0730: Wake up and realise that I have overslept. Take a quick shower and run out the door to catch the bus.
0800: Catch the bus and doze off for fifteen minutes.
0820: Get to my office and realise that I forgot the keys at home. The next ten minutes is spent trying to find someone who has a master key.
0830: I finally get into my office. I spend the next half hour looking at the data from last night's big, bright, exciting gamma-ray burst.
0900: The dreaded Mission Operations Control daily teleconference. I waste an hour on the phone when I would much rather be looking at data, or even getting a root canal done.
1015: The weekly Swift/UVOT (UltraViolet/Optical Telescope) science teleconference takes place. Everyone is all atwitter about the big, bright, exciting gamma-ray burst that happened last night (and kept me up until one in the morning). We decide to write a paper on it and I get assigned the task of analysing the way that the optical and ultraviolet light faded.
1130: I spend the next hour and a half analysing the data and having a grand old time. This is the best part of my job.
1300: Buy a sandwich at the canteen and take it back to my desk. No lunch hour for the dedicated.1315: Spend the next three hours or so working on the gamma-ray burst data. It looks good!
1600: Yet another teleconference. We prattle on to each other for about an hour and accomplish essentially nothing. I spend far to much of my time talking to people.1700: Work on the gamma-ray burst data some more.
1740: Get a ride home with the person a couple of offices down.
1750: Arrive home, change my shoes, and go to T`ai Chi class.
1800: Spend two hours doing T`ai Chi. All stress seeps out of me and into the ground, where I never need to worry about it again.
2000: Go shopping for something for supper. I buy an ham steak, a quart of milk, a loaf of bread, some breakfast cereal, and a small box of cookies. Junk food rules.
2030: Arrive home and make supper. I make a rosti (potato pancake) and fry up half of the ham steak. Serve it with a green salad and drink a couple of glasses of water. For dessert I pig out on cookies.
2100: Socialize with my roommate for an hour or so, and learn more than I ever imagined about artificial legs.

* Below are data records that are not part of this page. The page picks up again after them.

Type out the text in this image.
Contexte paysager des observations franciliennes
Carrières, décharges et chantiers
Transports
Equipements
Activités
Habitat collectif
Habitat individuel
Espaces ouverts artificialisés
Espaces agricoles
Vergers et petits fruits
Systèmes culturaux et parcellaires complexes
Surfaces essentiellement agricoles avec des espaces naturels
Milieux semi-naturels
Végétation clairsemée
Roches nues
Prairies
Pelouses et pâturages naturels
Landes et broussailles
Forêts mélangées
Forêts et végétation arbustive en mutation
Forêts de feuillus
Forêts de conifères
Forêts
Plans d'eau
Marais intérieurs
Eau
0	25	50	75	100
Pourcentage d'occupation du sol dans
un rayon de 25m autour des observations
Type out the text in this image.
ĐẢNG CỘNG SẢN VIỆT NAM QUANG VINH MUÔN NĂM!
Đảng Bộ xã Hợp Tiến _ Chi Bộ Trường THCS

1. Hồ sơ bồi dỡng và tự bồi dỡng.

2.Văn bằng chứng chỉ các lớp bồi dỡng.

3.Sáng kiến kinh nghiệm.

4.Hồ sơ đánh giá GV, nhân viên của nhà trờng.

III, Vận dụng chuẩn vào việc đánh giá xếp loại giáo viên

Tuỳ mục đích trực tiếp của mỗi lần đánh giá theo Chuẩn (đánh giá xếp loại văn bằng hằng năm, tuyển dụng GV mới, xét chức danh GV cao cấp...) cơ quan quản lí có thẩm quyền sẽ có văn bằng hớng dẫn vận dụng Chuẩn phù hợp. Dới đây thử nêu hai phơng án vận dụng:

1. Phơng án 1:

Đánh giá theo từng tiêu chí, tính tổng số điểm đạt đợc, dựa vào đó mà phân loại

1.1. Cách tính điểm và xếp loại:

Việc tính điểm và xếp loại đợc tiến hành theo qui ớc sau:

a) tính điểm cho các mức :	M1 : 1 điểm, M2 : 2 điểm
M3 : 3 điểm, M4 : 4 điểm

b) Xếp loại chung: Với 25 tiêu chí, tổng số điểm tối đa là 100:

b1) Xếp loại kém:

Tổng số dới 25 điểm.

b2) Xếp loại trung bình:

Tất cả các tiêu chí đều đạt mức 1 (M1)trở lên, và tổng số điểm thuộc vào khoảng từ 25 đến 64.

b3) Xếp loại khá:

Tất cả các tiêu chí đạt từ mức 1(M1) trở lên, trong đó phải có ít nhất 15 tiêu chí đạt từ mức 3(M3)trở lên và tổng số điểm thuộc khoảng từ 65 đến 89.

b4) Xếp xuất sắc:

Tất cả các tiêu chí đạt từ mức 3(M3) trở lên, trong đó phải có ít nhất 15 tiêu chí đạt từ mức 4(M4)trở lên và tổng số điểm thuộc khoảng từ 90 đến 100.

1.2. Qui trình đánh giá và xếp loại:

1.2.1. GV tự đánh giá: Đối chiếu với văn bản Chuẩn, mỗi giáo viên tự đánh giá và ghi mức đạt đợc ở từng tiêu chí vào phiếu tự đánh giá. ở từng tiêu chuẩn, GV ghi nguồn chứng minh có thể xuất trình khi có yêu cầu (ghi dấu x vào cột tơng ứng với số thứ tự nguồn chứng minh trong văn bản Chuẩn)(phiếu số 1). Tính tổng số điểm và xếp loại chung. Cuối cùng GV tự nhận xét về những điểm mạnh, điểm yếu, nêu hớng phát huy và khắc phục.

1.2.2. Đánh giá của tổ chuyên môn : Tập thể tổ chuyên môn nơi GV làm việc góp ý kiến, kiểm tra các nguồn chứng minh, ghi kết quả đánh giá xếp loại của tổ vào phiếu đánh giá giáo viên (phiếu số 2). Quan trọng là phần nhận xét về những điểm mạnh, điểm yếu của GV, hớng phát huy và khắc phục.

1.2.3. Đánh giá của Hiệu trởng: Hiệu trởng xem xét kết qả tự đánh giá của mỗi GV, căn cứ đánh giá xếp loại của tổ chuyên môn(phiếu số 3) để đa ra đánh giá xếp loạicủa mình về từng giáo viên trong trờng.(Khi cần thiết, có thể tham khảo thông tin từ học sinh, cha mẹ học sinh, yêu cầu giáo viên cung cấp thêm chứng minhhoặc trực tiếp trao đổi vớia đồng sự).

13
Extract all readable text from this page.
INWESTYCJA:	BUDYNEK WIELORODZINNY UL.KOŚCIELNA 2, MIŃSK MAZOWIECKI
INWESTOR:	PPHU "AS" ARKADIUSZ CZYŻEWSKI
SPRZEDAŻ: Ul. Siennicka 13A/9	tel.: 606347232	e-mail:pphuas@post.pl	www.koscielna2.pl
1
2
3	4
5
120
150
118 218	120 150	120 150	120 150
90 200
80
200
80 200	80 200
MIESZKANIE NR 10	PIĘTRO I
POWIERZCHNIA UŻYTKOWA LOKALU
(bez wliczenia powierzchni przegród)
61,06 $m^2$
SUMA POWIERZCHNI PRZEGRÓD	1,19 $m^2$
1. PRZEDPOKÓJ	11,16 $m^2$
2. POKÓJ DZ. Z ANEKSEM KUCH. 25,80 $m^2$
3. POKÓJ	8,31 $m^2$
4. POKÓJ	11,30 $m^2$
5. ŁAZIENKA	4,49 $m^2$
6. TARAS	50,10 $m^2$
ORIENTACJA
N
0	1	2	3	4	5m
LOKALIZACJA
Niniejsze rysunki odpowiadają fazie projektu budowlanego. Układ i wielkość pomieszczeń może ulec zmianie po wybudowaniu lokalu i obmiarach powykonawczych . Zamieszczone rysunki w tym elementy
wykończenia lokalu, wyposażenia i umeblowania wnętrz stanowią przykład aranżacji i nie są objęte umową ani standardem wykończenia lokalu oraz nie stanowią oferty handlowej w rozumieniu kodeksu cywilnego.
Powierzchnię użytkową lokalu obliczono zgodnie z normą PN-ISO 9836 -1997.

2200: Write today's blog entry.
2230: Go to bed and read a chapter or two of Neverwhere (a great book).
2300: Go to sleep.
Living in the DC (well, okay, technically I am living in Maryland) is a bit like having a vineyard on the slopes of Mt Etna: know what is going to happen, you just hope that it happens when you are somewhere else. Fortunately, there are too many good things in life to spend much time worrying about what might happen. I am at much greater risk when I cross the street to get to work each morning than I am from an atomic attack. The odds of me dying of food poisoning dwarf the odds of me dying from biological weapons. The most dangerous chemical threat in my life is the cat's litter box. I do want to live forever, but I do not want to spend that eternity worried about what I can not control. This map was intended to scare me, but in the end it just reassured me.